When we launched, we had about 150 individuals on board, most of them national leaders. Over three years, though, this movement has spread, earning the endorsement of more than 1,600 evangelical leaders, most of them local pastors. The range of leaders at both the national and local level who have signed on to this Statement is very broad, spanning from coast to coast and to big cities, suburbs, and small towns in between, across the ethnic diversity of American evangelicalism, and over a broad range of theological and political convictions.

What unites us—beyond our hope in the gospel and our commitment to the authority of the Bible—is a desire to see Congress finally act to fix a dysfunctional system that is significantly impacting our community.

What began primarily as an initiative mainly on the national level is reaching to the pews. A LifeWay Research poll conducted earlier this year found that a majority of evangelical Christians nationally support each of our six principles. It also found that Christians across the country are beginning to feel the same urgency that we do: about seven out of ten evangelicals said it was important to them that Congress pass significant new immigration legislation this year.

While not every evangelical Christian shares our approach, the significant majority now do: LifeWay Research’s poll finds that about seven in ten evangelicals support reforms that would include both increased border security and establishing a process by which the undocumented could earn eventual citizenship if they meet certain requirements. As more and more pastors engage the topic of immigration from a biblical perspective, reminding their congregations that the Scriptures actually speak frequently and quite clearly as to how God’s people should treat immigrants, we expect this support to continue to grow.

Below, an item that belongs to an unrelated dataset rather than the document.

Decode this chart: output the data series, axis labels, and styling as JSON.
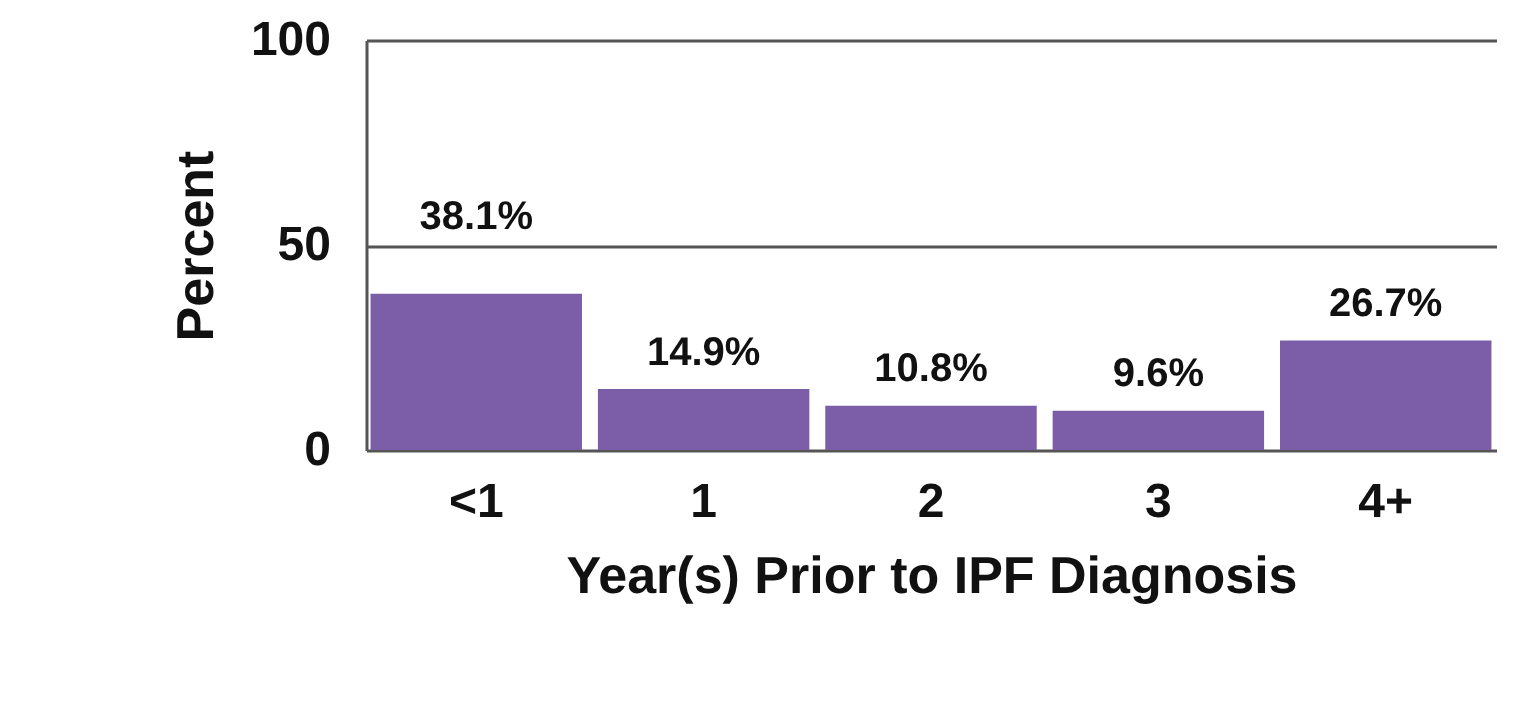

Of course, evangelical Christians are not the only constituency advocating for these reforms: Catholic and Mainline Protestant Christians have urged similar reforms for many years now, as have Mormon, Jewish, Muslim and other religious communities. Business and labor leaders have been outspoken in their support for reform, which they believe is firmly in the economic interests of the nation and its workers, as have law enforcement officers who see reform as a matter of public safety. A Pew Research Center report this month found that fully 72 percent of Americans believe that undocumented immigrants should have a path to legal status and/or citizenship, including majorities of Republicans, Democrats, and Independents.

We’re still waiting, though, for Congress. Despite good-faith efforts by a bipartisan group of senators in 2013, the House of Representatives has yet to take action, and we’re faced with the status quo.

As Christians throughout the country increasingly interact with the people whom our broken system burdens, our resolve has only increased: we need Congress to act on bipartisan immigration reforms consistent with our values, and we are praying that they will do so now.